The study titled ‘Death in breath’ published by the Lung Care Foundation found that the air samples taken from Delhi and Gurugram in the last two months showed the presence of alarming levels of toxic heavy metals. Particulate Matter 2.5 (PM2.5) levels, fine particulate matters in the air with a diameter of less than 2.5 micrometers – in all the seven tests were above statutory limits in Delhi, according to the report.
“The PM2.5 levels ranged from 90.3 micrograms/m3 to 563.5 micrograms/m3 and were between 1.5 and 9.4 times higher than standards prescribed by the Ministry of Environment, Forests and Climate Change (MoEFCC),” it said.

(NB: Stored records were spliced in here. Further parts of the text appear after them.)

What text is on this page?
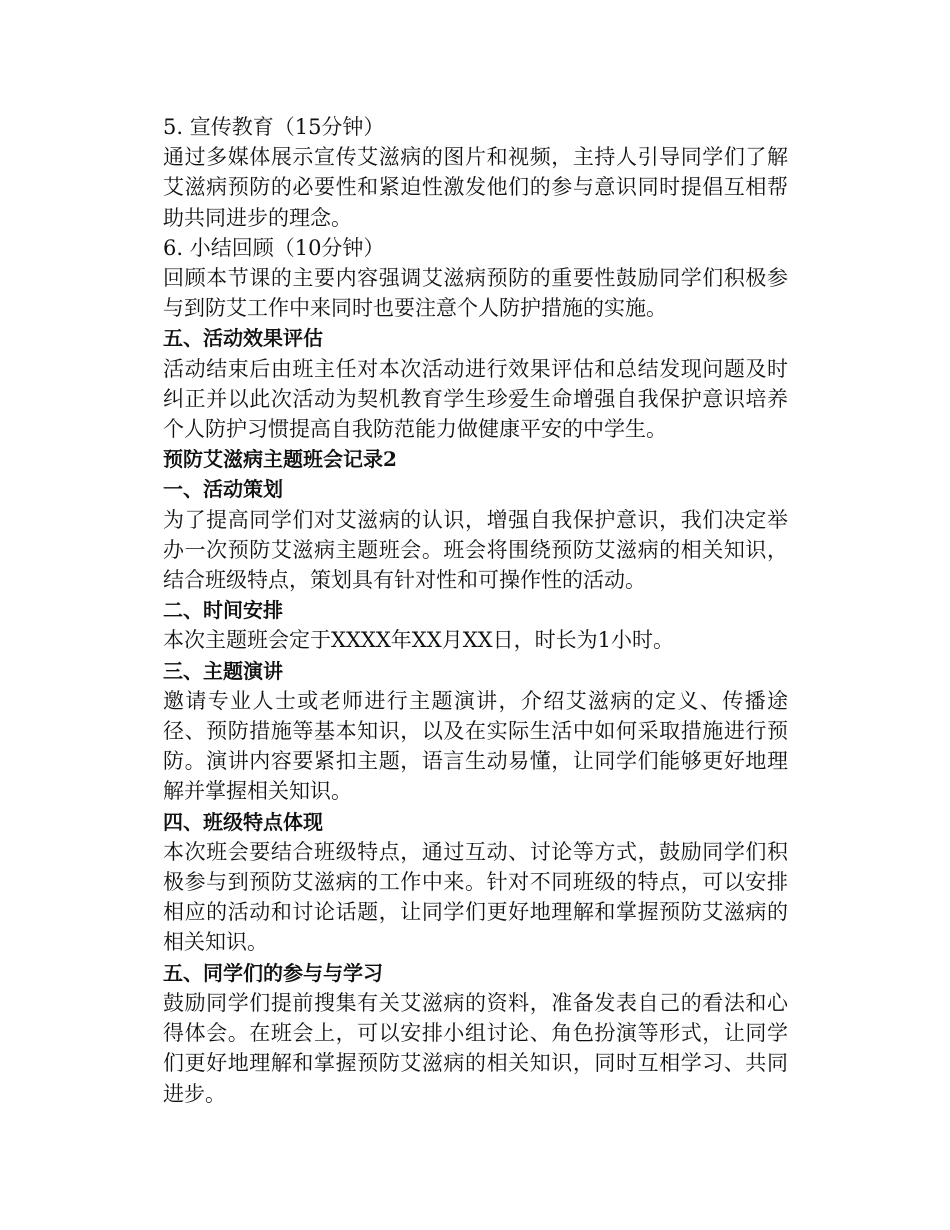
5. 宣传教育（15分钟）

通过多媒体展示宣传艾滋病的图片和视频，主持人引导同学们了解艾滋病预防的必要性和紧迫性激发他们的参与意识同时提倡互相帮助共同进步的理念。

6. 小结回顾（10分钟）

回顾本节课的主要内容强调艾滋病预防的重要性鼓励同学们积极参与到防艾工作中来同时也要注意个人防护措施的实施。

五、活动效果评估

活动结束后由班主任对本次活动进行效果评估和总结发现问题及时纠正并以此次活动为契机教育学生珍爱生命增强自我保护意识培养个人防护习惯提高自我防范能力做健康平安的中学生。

预防艾滋病主题班会记录2

一、活动策划

为了提高同学们对艾滋病的认识，增强自我保护意识，我们决定举办一次预防艾滋病主题班会。班会将围绕预防艾滋病的相关知识，结合班级特点，策划具有针对性和可操作性的活动。

二、时间安排

本次主题班会定于XXXX年XX月XX日，时长为1小时。

三、主题演讲

邀请专业人士或老师进行主题演讲，介绍艾滋病的定义、传播途径、预防措施等基本知识，以及在实际生活中如何采取措施进行预防。演讲内容要紧扣主题，语言生动易懂，让同学们能够更好地理解并掌握相关知识。

四、班级特点体现

本次班会要结合班级特点，通过互动、讨论等方式，鼓励同学们积极参与到预防艾滋病的工作中来。针对不同班级的特点，可以安排相应的活动和讨论话题，让同学们更好地理解和掌握预防艾滋病的相关知识。

五、同学们的参与与学习

鼓励同学们提前搜集有关艾滋病的资料，准备发表自己的看法和心得体会。在班会上，可以安排小组讨论、角色扮演等形式，让同学们更好地理解和掌握预防艾滋病的相关知识，同时互相学习、共同进步。
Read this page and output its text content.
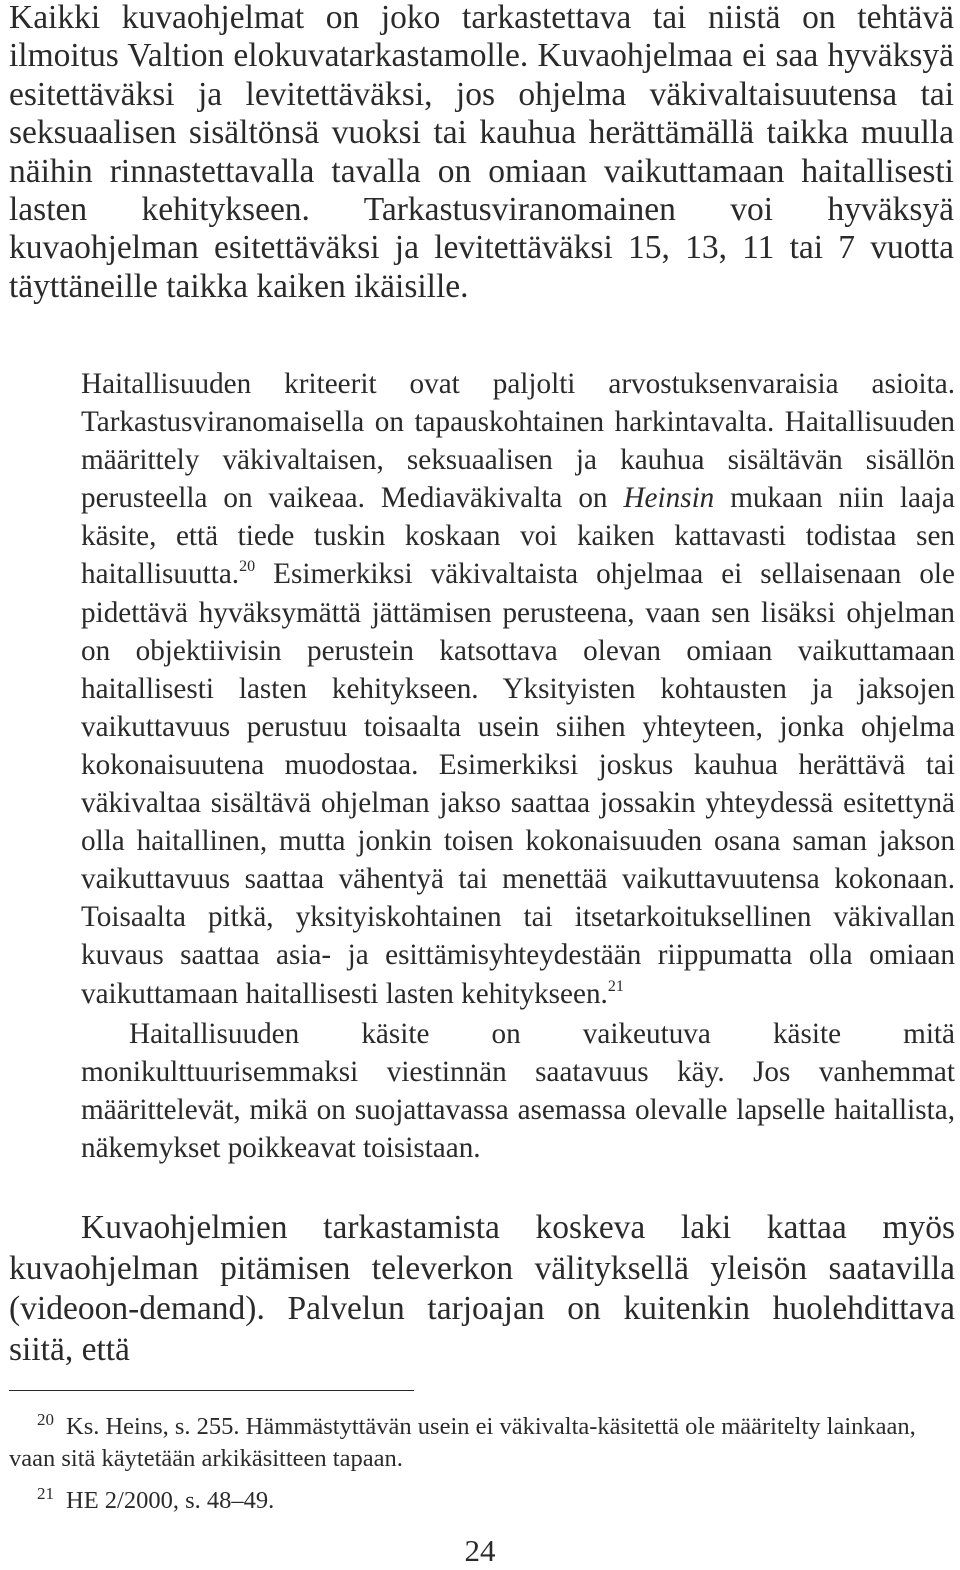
Kaikki kuvaohjelmat on joko tarkastettava tai niistä on tehtävä ilmoitus Valtion elokuvatarkastamolle. Kuvaohjelmaa ei saa hyväksyä esitettäväksi ja levitettäväksi, jos ohjelma väkivaltaisuutensa tai seksuaalisen sisältönsä vuoksi tai kauhua herättämällä taikka muulla näihin rinnastettavalla tavalla on omiaan vaikuttamaan haitallisesti lasten kehitykseen. Tarkastusviranomainen voi hyväksyä kuvaohjelman esitettäväksi ja levitettäväksi 15, 13, 11 tai 7 vuotta täyttäneille taikka kaiken ikäisille.

Haitallisuuden kriteerit ovat paljolti arvostuksenvaraisia asioita. Tarkastusviranomaisella on tapauskohtainen harkintavalta. Haitallisuuden määrittely väkivaltaisen, seksuaalisen ja kauhua sisältävän sisällön perusteella on vaikeaa. Mediaväkivalta on Heinsin mukaan niin laaja käsite, että tiede tuskin koskaan voi kaiken kattavasti todistaa sen haitallisuutta.$^{20}$ Esimerkiksi väkivaltaista ohjelmaa ei sellaisenaan ole pidettävä hyväksymättä jättämisen perusteena, vaan sen lisäksi ohjelman on objektiivisin perustein katsottava olevan omiaan vaikuttamaan haitallisesti lasten kehitykseen. Yksityisten kohtausten ja jaksojen vaikuttavuus perustuu toisaalta usein siihen yhteyteen, jonka ohjelma kokonaisuutena muodostaa. Esimerkiksi joskus kauhua herättävä tai väkivaltaa sisältävä ohjelman jakso saattaa jossakin yhteydessä esitettynä olla haitallinen, mutta jonkin toisen kokonaisuuden osana saman jakson vaikuttavuus saattaa vähentyä tai menettää vaikuttavuutensa kokonaan. Toisaalta pitkä, yksityiskohtainen tai itsetarkoituksellinen väkivallan kuvaus saattaa asia- ja esittämisyhteydestään riippumatta olla omiaan vaikuttamaan haitallisesti lasten kehitykseen.$^{21}$

Haitallisuuden käsite on vaikeutuva käsite mitä monikulttuurisemmaksi viestinnän saatavuus käy. Jos vanhemmat määrittelevät, mikä on suojattavassa asemassa olevalle lapselle haitallista, näkemykset poikkeavat toisistaan.

Kuvaohjelmien tarkastamista koskeva laki kattaa myös kuvaohjelman pitämisen televerkon välityksellä yleisön saatavilla (videoon-demand). Palvelun tarjoajan on kuitenkin huolehdittava siitä, että

$^{20}$ Ks. Heins, s. 255. Hämmästyttävän usein ei väkivalta-käsitettä ole määritelty lainkaan, vaan sitä käytetään arkikäsitteen tapaan.

$^{21}$ HE 2/2000, s. 48–49.

24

“Manganese, lead and nickel are neurotoxins that damage the brain. Children are particularly vulnerable to the effects of lead. Exposures to even low levels of lead early in life have been linked to effects on IQ, learning, memory and behaviour. It is a matter of very serious concern that such high levels of these toxic metals are found in the air that our children breathe,” said co-founder, and chest surgeon, Arvind Kumar of Lung Care Foundation at Ganga Ram Hospital, Delhi.
On Thursday, as many as 31 areas recorded ‘severe’ air quality and two ‘very poor’ air quality, the Central Pollution Control Board (CPCB) said. The National Capital Region (NCR) of Noida, Ghaziabad and Faridabad also recorded ‘severe’ air quality while Gurugram recorded ‘very poor’ air quality, it said.